In general direct injection spam is becoming less of an issue. However, to get the best value out of our service it is best if you close this small gap in the defences.

Direct injection spam is easily countered by either adding a firewall rule (so that only the email scanning servers can deliver email from the Internet to your email servers) or by having delivery done on a non-standard TCP port.

What is Greylisting?
Greylisting is a method of protecting you from spam and viruses that relies on systems correctly complying with the rules for sending email, and is very effective at preventing spam (particularly when used in combination with our other techniques). There are a couple of downsides however. Firstly, not all systems on the Internet correctly comply with the rules for sending email even when they have a legitimate need to send email. Secondly, greylisting can slightly slow down email, particularly the first time you receive email from a new correspondent. Typically the delay introduced is only 5 minutes or so, the first time you receive an email from a new contact, but it can be higher and depends on the system sending email to you, not our email scanning system.

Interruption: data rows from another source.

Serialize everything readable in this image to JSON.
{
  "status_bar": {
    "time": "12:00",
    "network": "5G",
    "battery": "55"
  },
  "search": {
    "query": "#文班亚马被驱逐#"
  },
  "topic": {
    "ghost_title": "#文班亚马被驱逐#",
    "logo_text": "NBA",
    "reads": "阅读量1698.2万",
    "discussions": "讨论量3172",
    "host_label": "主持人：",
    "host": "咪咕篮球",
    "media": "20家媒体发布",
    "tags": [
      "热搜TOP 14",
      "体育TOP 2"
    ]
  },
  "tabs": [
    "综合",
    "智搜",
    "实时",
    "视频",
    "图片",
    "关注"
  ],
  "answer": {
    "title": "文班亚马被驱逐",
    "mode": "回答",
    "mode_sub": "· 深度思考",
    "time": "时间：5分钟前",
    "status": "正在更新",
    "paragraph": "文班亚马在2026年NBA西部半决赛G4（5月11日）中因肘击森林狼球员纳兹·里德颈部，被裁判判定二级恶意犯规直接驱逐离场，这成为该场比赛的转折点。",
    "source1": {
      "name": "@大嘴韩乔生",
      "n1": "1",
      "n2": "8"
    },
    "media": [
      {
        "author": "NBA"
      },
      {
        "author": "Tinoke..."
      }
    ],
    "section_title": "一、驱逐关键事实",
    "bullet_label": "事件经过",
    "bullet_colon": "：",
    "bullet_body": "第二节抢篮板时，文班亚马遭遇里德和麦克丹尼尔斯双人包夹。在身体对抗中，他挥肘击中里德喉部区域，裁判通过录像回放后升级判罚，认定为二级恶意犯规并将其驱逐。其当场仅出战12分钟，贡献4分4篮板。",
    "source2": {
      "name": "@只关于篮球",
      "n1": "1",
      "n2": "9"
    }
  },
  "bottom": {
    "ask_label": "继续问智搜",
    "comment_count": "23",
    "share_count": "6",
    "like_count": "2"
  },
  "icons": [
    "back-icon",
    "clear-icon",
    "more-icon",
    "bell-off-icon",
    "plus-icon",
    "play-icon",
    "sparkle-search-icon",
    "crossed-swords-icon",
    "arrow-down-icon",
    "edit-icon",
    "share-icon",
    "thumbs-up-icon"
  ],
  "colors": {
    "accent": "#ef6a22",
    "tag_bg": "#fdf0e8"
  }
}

Overall, we highly recommend greylisting for all customers. But be aware that, on the first email from a new contact, a delay will be introduced.

Do we still need anti-virus on our desktop computers?
Yes, absolutely. You should always run a desktop anti-virus product if you are using a Windows computer. Although email is still the most common way for viruses to spread, there are many ways a virus can get onto your computer that is not via email. Also, just like us, you should take a "defence in depth" approach to protecting your network against viruses.